The thing is I don't think that any of my former partners would be happy with hearing me say that they treated me that way. Not really. I haven't had that many one night stands. I tend to have sex with people several times. I tend to be friends with them before and after. I don't think they would feel good about treating me that way. Some like to pretend but they don't really think of me that way. Not very many men are comfortable thinking about the fact that they are capable of behaving in a way that will allow a woman to feel that way. Notice the careful language in that sentence? I ain't accusing anyone of anything. So no panties in a twist.
I don't think Dan believes he is a rapist. But if you have sex with an unconscious girl it's rape. Someone cannot consent if they are not awake. Even if they want to have sex with you when they are awake it isn't the kind of thing that is permanently transferable. Consent has to be actively given or it doesn't exist. If I don't have the option of saying "no" then I can't actually say "yes".
That is where a great deal of my problems have happened during sex. I don't feel like I can say no. I was conditioned to sit still and not respond while enduring sexual pain. It's pretty crazy to think about. I watch my daughters now and I think about it. I think very hard about what I want them to experience in this lifetime. What do I want them to be conditioned to expect from life?
I was conditioned to have sex with as many emotionally distant men as possible. Woo.
I want to know in the core of my being that I will never ever let someone who is not close to me emotionally into my body. My body deserves better treatment than it has been given. I want to set the bar so high that Noah really is the only person who will ever be part of me again. I know this is something that other people take for granted.

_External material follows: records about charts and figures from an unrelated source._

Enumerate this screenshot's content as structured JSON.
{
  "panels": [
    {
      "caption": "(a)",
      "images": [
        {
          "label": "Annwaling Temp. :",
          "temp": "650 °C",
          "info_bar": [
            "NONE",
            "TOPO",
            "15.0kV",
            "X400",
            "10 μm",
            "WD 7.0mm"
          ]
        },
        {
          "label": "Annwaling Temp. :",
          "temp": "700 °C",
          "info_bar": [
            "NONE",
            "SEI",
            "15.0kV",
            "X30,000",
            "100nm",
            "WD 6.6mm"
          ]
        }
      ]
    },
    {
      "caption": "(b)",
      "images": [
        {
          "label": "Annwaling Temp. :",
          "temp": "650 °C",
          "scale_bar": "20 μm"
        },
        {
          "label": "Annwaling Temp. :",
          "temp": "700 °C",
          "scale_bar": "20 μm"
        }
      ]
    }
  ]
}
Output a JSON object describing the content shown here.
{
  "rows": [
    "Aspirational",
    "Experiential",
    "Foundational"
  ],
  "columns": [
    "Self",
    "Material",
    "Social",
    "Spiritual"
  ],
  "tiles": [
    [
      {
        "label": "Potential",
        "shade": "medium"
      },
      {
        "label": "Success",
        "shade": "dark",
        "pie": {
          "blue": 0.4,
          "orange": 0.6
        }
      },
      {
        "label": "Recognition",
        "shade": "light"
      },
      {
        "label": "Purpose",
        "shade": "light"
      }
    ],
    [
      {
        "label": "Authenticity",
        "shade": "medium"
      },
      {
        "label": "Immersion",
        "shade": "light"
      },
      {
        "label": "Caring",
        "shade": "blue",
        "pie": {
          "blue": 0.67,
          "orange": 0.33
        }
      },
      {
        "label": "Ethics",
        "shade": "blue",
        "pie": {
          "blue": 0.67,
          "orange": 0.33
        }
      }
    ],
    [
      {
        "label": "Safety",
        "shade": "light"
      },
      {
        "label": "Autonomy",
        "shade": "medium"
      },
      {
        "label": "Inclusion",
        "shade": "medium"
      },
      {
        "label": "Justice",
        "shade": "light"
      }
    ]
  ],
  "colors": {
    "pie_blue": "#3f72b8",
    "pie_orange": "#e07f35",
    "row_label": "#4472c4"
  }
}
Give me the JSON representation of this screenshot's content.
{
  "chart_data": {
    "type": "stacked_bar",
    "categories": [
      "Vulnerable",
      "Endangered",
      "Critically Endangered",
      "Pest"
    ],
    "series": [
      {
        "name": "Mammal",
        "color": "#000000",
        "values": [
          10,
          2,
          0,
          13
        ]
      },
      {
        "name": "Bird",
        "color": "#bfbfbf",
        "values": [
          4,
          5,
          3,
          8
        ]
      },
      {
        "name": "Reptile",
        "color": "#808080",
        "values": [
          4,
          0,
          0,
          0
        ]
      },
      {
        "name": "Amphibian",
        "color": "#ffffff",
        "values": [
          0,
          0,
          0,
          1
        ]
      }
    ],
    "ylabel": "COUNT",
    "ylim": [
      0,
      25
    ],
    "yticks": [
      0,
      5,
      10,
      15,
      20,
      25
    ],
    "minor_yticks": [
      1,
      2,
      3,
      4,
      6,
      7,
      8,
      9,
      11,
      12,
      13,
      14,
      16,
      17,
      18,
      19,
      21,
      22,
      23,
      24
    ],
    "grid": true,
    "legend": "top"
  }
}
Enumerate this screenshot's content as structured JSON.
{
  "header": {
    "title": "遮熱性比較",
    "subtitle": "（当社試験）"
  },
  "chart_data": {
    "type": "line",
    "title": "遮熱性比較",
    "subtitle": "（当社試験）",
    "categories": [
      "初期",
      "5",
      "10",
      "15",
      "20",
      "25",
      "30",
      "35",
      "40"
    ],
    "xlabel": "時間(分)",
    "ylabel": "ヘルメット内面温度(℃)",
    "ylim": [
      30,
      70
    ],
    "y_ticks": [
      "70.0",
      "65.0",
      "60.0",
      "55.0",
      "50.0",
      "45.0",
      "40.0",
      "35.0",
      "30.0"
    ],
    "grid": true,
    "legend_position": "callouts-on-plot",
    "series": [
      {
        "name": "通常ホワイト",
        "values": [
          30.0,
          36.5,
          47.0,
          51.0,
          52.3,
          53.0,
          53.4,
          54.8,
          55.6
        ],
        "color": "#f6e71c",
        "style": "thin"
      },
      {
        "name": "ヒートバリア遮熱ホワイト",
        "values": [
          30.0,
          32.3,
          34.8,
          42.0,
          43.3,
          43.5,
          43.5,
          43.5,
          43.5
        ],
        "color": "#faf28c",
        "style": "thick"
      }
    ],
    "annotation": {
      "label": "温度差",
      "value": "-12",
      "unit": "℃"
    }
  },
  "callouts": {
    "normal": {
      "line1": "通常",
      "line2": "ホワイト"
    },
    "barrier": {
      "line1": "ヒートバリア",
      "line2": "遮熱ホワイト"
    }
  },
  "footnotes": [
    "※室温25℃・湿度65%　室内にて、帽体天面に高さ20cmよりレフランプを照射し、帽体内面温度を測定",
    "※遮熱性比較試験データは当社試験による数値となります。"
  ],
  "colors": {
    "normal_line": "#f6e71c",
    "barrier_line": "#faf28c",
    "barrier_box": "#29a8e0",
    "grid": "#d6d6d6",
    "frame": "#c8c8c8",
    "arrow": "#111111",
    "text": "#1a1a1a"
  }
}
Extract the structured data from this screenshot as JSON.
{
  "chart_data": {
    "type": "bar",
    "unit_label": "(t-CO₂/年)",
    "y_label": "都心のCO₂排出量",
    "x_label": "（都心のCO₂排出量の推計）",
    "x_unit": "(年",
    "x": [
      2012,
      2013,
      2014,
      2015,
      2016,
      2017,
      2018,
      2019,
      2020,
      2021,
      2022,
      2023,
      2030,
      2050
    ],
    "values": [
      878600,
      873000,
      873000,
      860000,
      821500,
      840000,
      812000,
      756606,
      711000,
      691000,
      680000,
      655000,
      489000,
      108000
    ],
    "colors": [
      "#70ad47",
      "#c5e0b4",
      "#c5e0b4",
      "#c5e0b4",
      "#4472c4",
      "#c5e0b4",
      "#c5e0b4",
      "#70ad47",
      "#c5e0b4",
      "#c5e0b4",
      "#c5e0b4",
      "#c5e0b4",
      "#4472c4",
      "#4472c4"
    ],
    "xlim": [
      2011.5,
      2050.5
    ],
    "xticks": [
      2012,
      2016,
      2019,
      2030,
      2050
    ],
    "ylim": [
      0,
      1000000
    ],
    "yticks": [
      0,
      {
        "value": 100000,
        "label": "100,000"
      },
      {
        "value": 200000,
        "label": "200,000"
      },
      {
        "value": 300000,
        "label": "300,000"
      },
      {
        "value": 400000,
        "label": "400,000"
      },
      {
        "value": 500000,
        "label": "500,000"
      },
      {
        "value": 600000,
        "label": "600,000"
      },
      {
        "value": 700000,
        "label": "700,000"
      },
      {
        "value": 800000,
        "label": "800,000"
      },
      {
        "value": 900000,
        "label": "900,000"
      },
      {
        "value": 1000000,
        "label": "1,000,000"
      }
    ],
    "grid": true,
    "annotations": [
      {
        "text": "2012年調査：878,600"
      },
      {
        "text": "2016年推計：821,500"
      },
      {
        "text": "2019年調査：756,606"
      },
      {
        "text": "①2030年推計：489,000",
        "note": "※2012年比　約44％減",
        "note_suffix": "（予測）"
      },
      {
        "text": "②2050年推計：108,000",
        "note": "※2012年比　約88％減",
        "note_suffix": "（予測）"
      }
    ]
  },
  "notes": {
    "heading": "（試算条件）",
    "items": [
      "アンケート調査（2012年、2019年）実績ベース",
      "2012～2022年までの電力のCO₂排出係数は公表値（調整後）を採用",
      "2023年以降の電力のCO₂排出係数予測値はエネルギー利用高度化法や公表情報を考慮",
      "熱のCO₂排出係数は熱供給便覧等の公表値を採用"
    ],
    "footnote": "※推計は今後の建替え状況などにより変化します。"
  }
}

I'm afraid that I will cheat. I'm afraid that I will be afraid to say "no". I'm afraid that I will hide behind my long-standing excuse of being crazy and impulsive and self-destructive. I'm afraid of being the person I was conditioned to be. I don't want to try to set personal "hit this number" goals in my head. Because I totally would. I'm a tiny tiny bit miffed I didn't get my "triple digit party" like I was promised. (A close friend I lived with told me she would do it. I actively discouraged it at the time because I felt uncomfortable but now I kind of wish it had happened. I am lame like that.)
Not every person who is nonmonogamous is a slut. But I am. I don't want to model that for my children. What do I want to model?
Ack. The dryer repairman will be here in ten minutes. I've never been the first visit on a day before. Time to go.